By "faces" I don't mean triangles. I mean the true geometry of the object.

Say for example a single six-sided die: six faces, twelve edges.

But this would be twelve mesh triangles, right? None of which individually represent a face -- and six of the mesh edges are not edges in the true geometry.

A rounded six-sided die might have 26 faces (including the curved edges, rounded corners). 48 edges between them. etc. But the number of mesh triangles and edges will vary according to the precision.

bRep kernels can give you the geometry information, not just the mesh information.

https://en.wikipedia.org/wiki/Boundary_representation


Triangles quite low level internal data. mesh could output also 4 point polygons on occasion. of course we can add an parameter to mesh to let pythonscad combine the faces as mush as possible(sub-faces are coplanar) and you would actually get 6 squares for a dice), even polygon would accept faces with n points as input.

however, openscad does not have an internal B-REP kernel and you would have to rewrite the program to change that.


What if I tend to import STLs from thing verse and modify them?

IIRC STLs are triangular meshes. Would bRep programs like build123d able to "convert" them to "true geometric objects"?

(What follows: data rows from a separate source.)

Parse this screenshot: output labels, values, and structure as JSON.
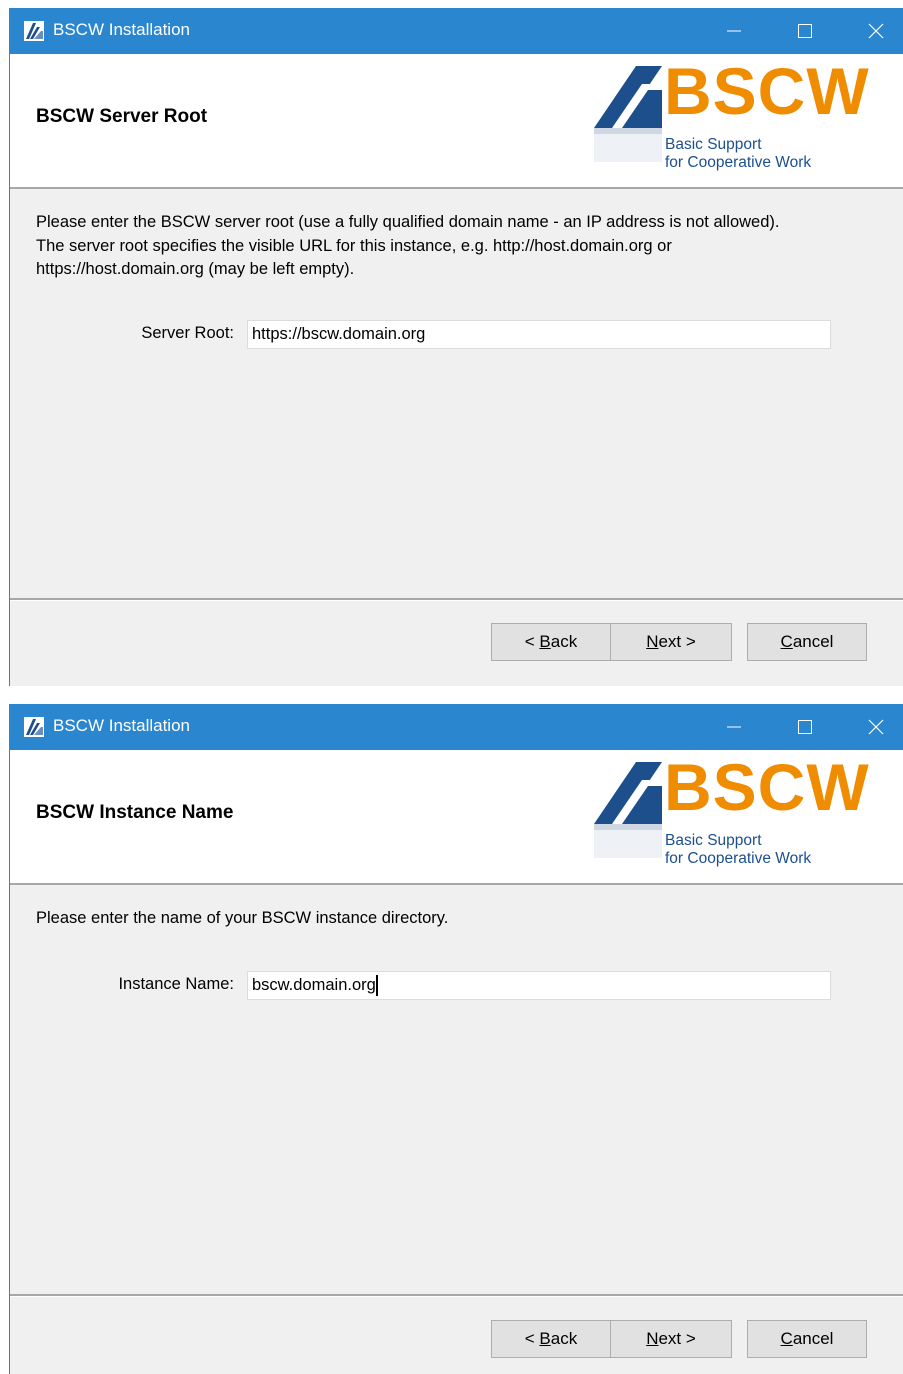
{
  "windows": [
    {
      "title": "BSCW Installation",
      "header_title": "BSCW Server Root",
      "logo": {
        "word": "BSCW",
        "tagline_1": "Basic Support",
        "tagline_2": "for Cooperative Work"
      },
      "description_lines": [
        "Please enter the BSCW server root (use a fully qualified domain name - an IP address is not allowed).",
        "The server root specifies the visible URL for this instance, e.g. http://host.domain.org or",
        "https://host.domain.org (may be left empty)."
      ],
      "field": {
        "label": "Server Root:",
        "value": "https://bscw.domain.org"
      },
      "buttons": {
        "back": {
          "pre": "< ",
          "mnemonic": "B",
          "rest": "ack"
        },
        "next": {
          "mnemonic": "N",
          "rest": "ext >"
        },
        "cancel": {
          "mnemonic": "C",
          "rest": "ancel"
        }
      }
    },
    {
      "title": "BSCW Installation",
      "header_title": "BSCW Instance Name",
      "logo": {
        "word": "BSCW",
        "tagline_1": "Basic Support",
        "tagline_2": "for Cooperative Work"
      },
      "description_lines": [
        "Please enter the name of your BSCW instance directory."
      ],
      "field": {
        "label": "Instance Name:",
        "value": "bscw.domain.org"
      },
      "buttons": {
        "back": {
          "pre": "< ",
          "mnemonic": "B",
          "rest": "ack"
        },
        "next": {
          "mnemonic": "N",
          "rest": "ext >"
        },
        "cancel": {
          "mnemonic": "C",
          "rest": "ancel"
        }
      }
    }
  ],
  "colors": {
    "titlebar": "#2b86d0",
    "logo_orange": "#f08c00",
    "logo_blue": "#1d4f8c",
    "window_bg": "#f0f0f0"
  },
  "icons": {
    "app": "bscw-app-icon",
    "minimize": "minimize-icon",
    "maximize": "maximize-icon",
    "close": "close-icon"
  }
}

I would presume the answer is no.


Conversely, what if I want to import STEP files and modify them?

You can make an almost perfect analogy with raster and vector image formats. They both have their niches; however: it's trivial to rasterize a vector drawing, but it's a ton of work to vectorize an raster image well.

So, all things being equal, it makes sense to start your designs at the 'high ground'.

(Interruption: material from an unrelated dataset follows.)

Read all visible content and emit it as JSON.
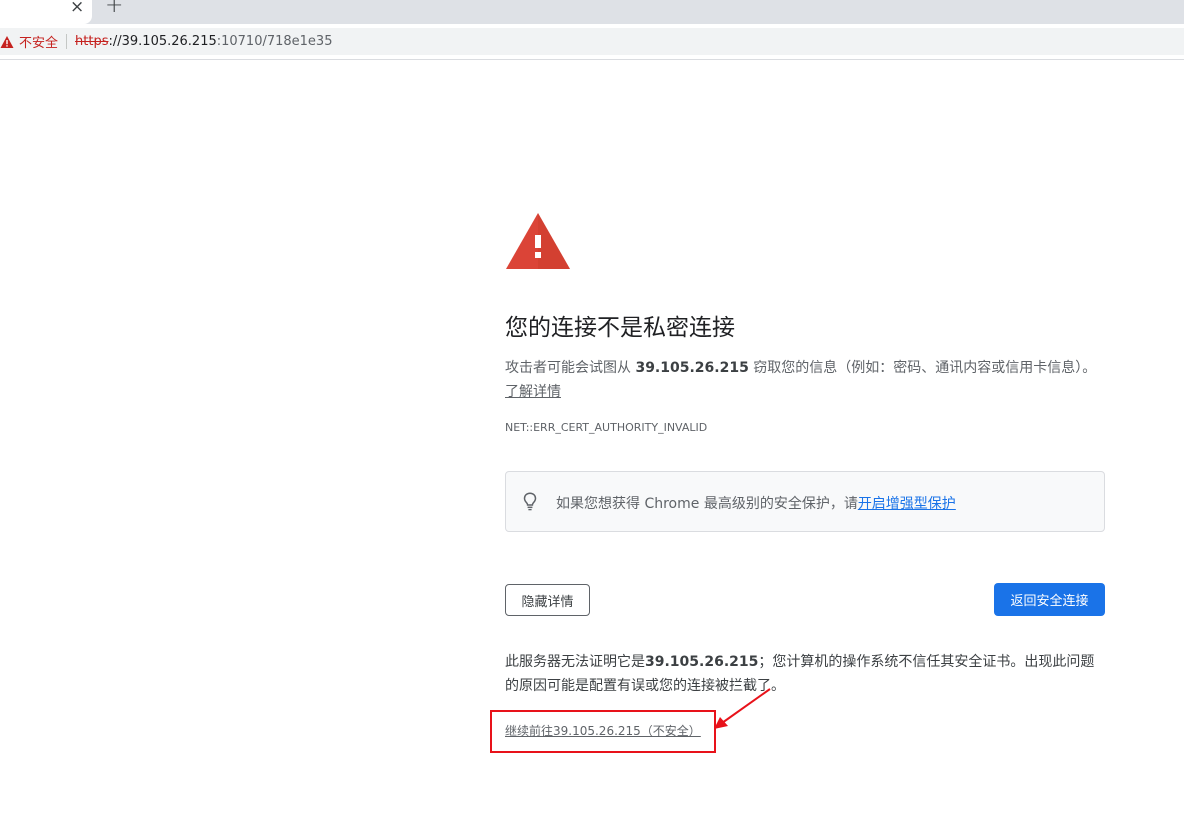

> Conversely, what if I want to import STEP files and modify them?

Right. OpenSCAD can import and mesh STEP files. But the process throws away the true geometry.

I agree that the raster/vector analogy is strong!


bRep apps can handle and work with meshes (though it's probably not the most efficient way to work with them) but no, generally speaking extracting the real geometry requires redrawing them. You can get a long way by decimating meshes and using various tools but you're going to end up breaking the result down and partly redrawing.

Plasticity (the sorta-CAD-sorta-modeller app) has seemingly just added some logic to the recent version to help with extracting the true geometry from meshes. I want to like Plasticity but it's not enough CAD for me right now.


It dismays me to see you still downvoted for asking me the question I should be asked so have an upvote!